En diciembre del año pasado comencé a leer En busca del tiempo perdido. Una vez que comprendí que todos los posibles prejuicios en torno al libro y el autor sólo estorbaban mi lectura, pude sobrepasar el centenar de páginas que cubrí en mi último intento (trunco) antes de este (al parecer exitoso).

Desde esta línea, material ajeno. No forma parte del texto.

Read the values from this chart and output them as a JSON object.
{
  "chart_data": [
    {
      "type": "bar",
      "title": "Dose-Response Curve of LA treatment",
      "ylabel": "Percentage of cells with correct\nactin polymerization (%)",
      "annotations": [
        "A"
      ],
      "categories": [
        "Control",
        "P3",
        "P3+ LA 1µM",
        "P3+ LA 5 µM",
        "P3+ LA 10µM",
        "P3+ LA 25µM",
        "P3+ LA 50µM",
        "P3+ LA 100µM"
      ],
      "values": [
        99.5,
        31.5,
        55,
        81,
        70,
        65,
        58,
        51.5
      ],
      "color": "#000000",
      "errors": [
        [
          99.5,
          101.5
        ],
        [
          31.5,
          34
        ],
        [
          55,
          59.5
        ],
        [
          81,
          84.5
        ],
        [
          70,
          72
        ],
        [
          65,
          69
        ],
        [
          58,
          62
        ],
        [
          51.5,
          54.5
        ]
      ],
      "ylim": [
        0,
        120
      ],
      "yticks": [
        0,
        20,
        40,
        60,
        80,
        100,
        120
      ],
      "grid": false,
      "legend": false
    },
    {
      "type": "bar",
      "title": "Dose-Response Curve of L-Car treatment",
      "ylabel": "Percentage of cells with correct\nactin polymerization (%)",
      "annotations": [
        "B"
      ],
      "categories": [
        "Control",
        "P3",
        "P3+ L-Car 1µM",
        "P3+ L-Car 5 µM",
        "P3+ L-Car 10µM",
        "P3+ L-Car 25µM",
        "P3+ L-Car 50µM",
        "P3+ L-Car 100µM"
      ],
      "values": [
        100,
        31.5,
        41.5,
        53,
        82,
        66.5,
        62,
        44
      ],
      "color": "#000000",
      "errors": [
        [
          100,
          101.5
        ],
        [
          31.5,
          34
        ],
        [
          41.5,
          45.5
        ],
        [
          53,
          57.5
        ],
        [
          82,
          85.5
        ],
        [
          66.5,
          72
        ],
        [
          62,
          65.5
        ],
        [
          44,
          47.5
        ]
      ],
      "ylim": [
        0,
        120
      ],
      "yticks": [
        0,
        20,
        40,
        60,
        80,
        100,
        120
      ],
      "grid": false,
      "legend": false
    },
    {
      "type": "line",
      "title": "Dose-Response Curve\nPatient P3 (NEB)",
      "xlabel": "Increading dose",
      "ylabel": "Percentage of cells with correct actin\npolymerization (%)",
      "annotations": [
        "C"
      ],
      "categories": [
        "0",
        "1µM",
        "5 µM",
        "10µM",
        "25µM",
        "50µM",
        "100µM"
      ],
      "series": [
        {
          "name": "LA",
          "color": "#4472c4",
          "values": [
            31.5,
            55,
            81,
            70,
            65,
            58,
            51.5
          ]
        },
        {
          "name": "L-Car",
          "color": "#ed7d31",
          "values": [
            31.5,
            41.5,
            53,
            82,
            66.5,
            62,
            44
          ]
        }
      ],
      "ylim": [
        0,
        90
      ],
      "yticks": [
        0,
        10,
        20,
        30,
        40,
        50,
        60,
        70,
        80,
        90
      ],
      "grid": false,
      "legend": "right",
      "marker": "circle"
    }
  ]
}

Sin embargo, ahora que más disfruto leer a Proust y que no me atemoriza pasar una larga temporada en su compañía, me enfrento a un conflicto más o menos previsible, no tan importante pero que me inquieta de repente, sobre todo cuando leo mientras viajo en el transporte público, cuando por distracción u obligación levanto la vista del libro, cuando leo, en La Jornada, que en estos días se ha echado a andar el “Teatro útil”, una propuesta dramatúrgica reciente o un ciclo de obras teatrales basadas todas en algunas de las desgracias más notables del México contemporáneo —con el fin, claro, de sacudir al espectador, de hacerlo reflexionar, de estremecerlo y, quién sabe, quizá de repartirle su porción de culpa y al mismo tiempo tranquilizar su conciencia por haber asistido a tan útil función.

¿Qué sentido tiene, aquí, ahora, leer a Proust? ¿Será que una obra como la suya solo debe leerse, citando a Cervantes, en medio del «sosiego, el lugar apacible, la amenidad de los campos, la serenidad de los cielos, el murmurar de las fuentes, la quietud del espíritu»? ¿Será que un lector, en un país subdesarrollado sumido en la violencia y la brutalidad, en el infortunio y la desgracia, no debería sentir simpatía por el regodeo aristocrático de Proust, por sus remilgos y su hipocondría, por el aticismo y el engolosinamiento? ¿Sería mejor plegarse de inmediato y sin objeciones a lo útil, lo urgente, lo impostergable? ¿Quién separa a los útiles de los inútiles?

No sé cómo acallar estas dudas y temores. No sé si me basta con pensar que prefiero el contraste violento a la didáctica explicación; que, si todo esto es un asunto de utilidades, encuentro más productivo (y atractivo) enfrentar a un espectador a una realidad totalmente opuesta a la suya que mostrarle lo que diariamente atestigua. No sé si solo invento dudas y temores y débiles argumentos para justificar que leo a Proust y que me gusta leer a Proust. O para repetir una ocurrencia de resonancias kafkianas que tuve hace unos días: si la realidad fuera plácida no habría motivos para leer.